On the twentieth of November,
A day we all remember well,
A handsome girl was coldly murdered,
Of her story I will tell.

Girls, I pray you all take warning,
Be careful how you trust a man,
For they will pretend they love you,
Then will kill you if they can.

She had scarce passed sixteen summers,
With eyes of blue and sunny curls,
Perfect were each handsome feature,
With red lips shutting over pearls.

One night the lover called to see her,
But they hardly spoke a word,
For they'd had a lover's quarrel,
So the neighbors all had heard.

Three months later, her dear mother,
Glimpsed a speck out on the river,
Oh 'tis my dear Nell I know,
For my dream has told me so.

Soon they brought the body homeward,
Oh how sad it was to see,
Father, mother, sisters, brothers,
Round her bowed upon their knees.

Just behind them stood the lover,
With his cold and hateful smile,
Making light of the dear parents,
Weeping for the darling child.

We all think that Nell's an angel,
Shining brightly as the stars,
As for Jim, the jealous lover
Peeps behind prison bars.

Young man, I pray you to take warning
Be careful what you do and say,
Remember life is very short,
And there's a judgment day.

The book of life it will be brought,
The Judge he will unfold,
And everything that you have done,
Is there wrote down in gold.

Collected by Lucy Maria Cobb from Mrs.

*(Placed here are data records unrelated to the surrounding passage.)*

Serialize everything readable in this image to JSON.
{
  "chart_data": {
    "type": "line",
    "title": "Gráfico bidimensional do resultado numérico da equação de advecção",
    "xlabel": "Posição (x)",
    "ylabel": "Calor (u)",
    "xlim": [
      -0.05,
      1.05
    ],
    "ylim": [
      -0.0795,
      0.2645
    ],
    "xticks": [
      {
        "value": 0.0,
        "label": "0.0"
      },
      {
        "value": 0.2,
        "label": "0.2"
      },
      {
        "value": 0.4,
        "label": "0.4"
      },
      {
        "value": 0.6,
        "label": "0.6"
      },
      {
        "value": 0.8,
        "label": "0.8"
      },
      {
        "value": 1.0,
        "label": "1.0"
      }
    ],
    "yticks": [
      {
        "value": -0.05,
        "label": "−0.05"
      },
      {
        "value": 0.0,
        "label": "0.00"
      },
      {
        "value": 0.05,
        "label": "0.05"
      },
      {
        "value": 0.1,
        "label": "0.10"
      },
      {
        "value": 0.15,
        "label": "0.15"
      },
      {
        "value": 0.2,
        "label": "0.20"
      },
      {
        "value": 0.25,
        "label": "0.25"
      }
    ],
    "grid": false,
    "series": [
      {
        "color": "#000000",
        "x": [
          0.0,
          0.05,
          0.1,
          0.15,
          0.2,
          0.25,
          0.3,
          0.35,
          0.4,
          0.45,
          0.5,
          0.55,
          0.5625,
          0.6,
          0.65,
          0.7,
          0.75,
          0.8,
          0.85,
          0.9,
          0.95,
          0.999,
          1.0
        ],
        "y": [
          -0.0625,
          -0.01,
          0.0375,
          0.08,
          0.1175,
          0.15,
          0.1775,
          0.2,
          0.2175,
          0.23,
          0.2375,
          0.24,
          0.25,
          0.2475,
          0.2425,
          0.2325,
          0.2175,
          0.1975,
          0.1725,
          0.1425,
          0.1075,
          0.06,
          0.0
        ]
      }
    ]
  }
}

Bessie Wescott Midgett, Manteo, North Carolina, May 1927.

McNeil says that Lucy Cobb contends that the song was written by Bessie Wescott Midgett in about 1905. Nellie Cropsey was murdered in 1901. The prime suspect was her sweetheart, Jim Wilcox.

McNeil does not include a tune in his book He suggests "The Lexington Miller" may be the tune Midgett used.